Here’s how it happens. You set your goal: ask for more money, launch a new product, increase your company sales, lose weight or stick to an exercise program. You’re excited and motivated to achieve this particular goal. You make an action plan and start taking action. Then a day,or week or two pass and you stop following through with said action steps. You are too busy, tired, pre-occupied, etc etc. Your inner dialogue is beating you up. You give up and the goal gets put on the back burner.
This pattern of starting and not finishing is downright painful. Most people deal with living in inconsistencies, denial, and constantly battling with inner selves.
Though it doesn’t have to be this way.
The first step is to identify your strongest desires and goals AND identify your competing drives. ( You may need to dig a little to understand why you are self-sabotaging)

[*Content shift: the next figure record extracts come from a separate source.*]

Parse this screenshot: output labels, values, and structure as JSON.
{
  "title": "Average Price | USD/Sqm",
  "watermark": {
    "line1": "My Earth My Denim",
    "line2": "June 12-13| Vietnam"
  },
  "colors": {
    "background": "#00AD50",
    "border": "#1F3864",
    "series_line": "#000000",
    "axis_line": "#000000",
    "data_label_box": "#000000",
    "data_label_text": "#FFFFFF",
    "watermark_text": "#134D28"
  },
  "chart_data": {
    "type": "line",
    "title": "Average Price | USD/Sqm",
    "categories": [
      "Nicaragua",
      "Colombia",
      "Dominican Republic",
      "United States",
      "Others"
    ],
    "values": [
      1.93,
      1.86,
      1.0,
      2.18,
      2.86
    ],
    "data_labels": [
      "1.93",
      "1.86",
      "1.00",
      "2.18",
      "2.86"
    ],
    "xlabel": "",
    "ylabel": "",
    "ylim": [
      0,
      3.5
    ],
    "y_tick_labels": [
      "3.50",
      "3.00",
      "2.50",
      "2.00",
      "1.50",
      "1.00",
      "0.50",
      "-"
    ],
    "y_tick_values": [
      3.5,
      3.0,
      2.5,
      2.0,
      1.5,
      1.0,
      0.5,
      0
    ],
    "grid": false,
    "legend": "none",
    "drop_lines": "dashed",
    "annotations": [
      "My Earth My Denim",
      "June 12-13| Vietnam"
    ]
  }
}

For example, if your goal is to lose weight, you’ll want to look at why you are where you are right now. How has extra weight served you? Maybe if you are heavier, you stay home more and don’t socialize, keeping you “safe” Perhaps eating is a way for you to calm down your stress. Maybe you associate delicious meals with friendship and connection. There are actually good reasons why we keep doing what we say we want to change. Payoffs can be forms of protection and comfort.
Another good question to ask yourself: What will it cost me if I don’t make this change?
Most of us have goals that we have resistance to. When we name it, we can address it.